Rip N’ Time breaks stereotypes on debut album
As an avid fan of music, particularly rock, I am always pleased when I get my hands on any sort of unheard album. Fortunately, Rip N’ Time, a high school band from Los Angeles, sent me their new CD and asked if I would do a feature of it for The Quill; how could I say no?
Emily Woodbind, a student from a West Los Angeles high school and publicist for the band says that the band formed as a project for a course called Multimedia studies. Teacher Gunther Parigaliy started off the year for the class by introducing the following quote: “In September 2013, four young musicians began a journey—traveling through a portal where space, time, and music intersect.”

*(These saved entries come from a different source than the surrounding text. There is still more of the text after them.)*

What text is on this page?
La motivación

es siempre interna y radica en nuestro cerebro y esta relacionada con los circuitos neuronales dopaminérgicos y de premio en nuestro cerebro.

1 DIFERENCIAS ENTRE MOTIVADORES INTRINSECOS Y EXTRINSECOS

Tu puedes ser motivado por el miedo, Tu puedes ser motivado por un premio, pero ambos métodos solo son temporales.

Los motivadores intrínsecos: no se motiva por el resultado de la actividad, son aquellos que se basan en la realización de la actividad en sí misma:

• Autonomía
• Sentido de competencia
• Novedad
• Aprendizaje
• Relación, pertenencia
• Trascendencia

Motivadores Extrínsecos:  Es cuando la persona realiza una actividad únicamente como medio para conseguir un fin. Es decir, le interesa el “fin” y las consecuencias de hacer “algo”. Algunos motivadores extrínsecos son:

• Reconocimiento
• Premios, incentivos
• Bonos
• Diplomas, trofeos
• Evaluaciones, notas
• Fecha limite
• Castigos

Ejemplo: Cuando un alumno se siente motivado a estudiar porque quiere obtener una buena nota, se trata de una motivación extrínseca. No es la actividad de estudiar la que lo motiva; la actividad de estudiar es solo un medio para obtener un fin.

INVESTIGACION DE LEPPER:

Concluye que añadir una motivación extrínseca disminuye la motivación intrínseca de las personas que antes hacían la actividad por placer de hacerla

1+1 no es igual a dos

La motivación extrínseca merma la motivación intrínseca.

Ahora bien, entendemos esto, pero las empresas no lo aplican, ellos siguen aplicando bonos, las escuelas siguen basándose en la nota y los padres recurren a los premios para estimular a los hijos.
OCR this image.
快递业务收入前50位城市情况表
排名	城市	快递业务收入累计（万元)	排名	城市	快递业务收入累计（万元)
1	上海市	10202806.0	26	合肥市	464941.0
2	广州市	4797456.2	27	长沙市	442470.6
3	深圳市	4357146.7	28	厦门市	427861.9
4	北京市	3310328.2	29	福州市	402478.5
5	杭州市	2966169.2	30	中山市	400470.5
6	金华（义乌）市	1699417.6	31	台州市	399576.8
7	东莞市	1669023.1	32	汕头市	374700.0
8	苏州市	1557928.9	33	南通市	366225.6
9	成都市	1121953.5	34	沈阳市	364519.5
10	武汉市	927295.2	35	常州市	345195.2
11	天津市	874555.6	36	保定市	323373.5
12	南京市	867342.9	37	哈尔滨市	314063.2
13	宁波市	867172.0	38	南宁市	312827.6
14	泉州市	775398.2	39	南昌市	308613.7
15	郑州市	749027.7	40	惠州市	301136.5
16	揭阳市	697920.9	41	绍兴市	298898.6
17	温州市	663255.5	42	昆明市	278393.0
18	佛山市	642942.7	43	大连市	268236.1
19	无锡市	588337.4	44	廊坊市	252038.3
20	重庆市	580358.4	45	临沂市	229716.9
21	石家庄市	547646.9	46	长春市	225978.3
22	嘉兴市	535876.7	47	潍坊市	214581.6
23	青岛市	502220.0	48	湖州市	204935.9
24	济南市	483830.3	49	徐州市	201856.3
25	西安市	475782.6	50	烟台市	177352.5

From there, the goal of the class was to apply the quote to their individual interests. In guitarist Riley Ripintyme’s mind, he knew that he must start a band to truly grasp the idea. This would become the official start of Rip N’ Time. Not only did this apply to Ripintyme and his own project, but eventually turned into a class effort to promote the band. My utmost respect goes out to any band willing to send a CD through the mail just to hear what some guy in Cincinnati’s (that’s me) opinion of it is.
Titled Playing Her Guitar Suite, the three song EP contains a plethora of good vibes and outstanding guitar riffs. More than just a few songs, this album is a melodic journey with sounds reminiscent to early 70’s psychedelic rock. Jangly guitars with grooving bass riffs will set your mind free as you wonder how in the world this album is the work of mere high school students.
Today’s typical high school band includes four members: two guitarists (one of them the vocalist as well), a bassist, and a drummer. Rip N’ Time is no exception to this traditional set up: Riley Ripintyme on lead guitar, Langston Labelle on vocals and rhythm guitar, Akemi Lee on bass, and Vincent Tarrega on drums. Their sound however, differs greatly from the loud, angry stereotypical teen band.
Most people would expect a band of four teens to be writing songs about overbearing parents and figuring out what to do after high school. Rip N’ Time takes a totally different route. In fact, only one song on the EP contains actual lyrics, the rest of the EP is around 13 minutes of pure instrumentals, ranging from 50’s metal sounding “Twisting Road” to a guitar symphony of sorts in “Suite Dream”.
If any theme can be taken from the album, it’s that music is simply made to be enjoyed; I know I did just that when giving it a listen. Although it’s probably not an EP to get you pumped up while driving, Playing Her Guitar Suite is a blissful journey that’s perfect to listen to when in dire need to relieve stress.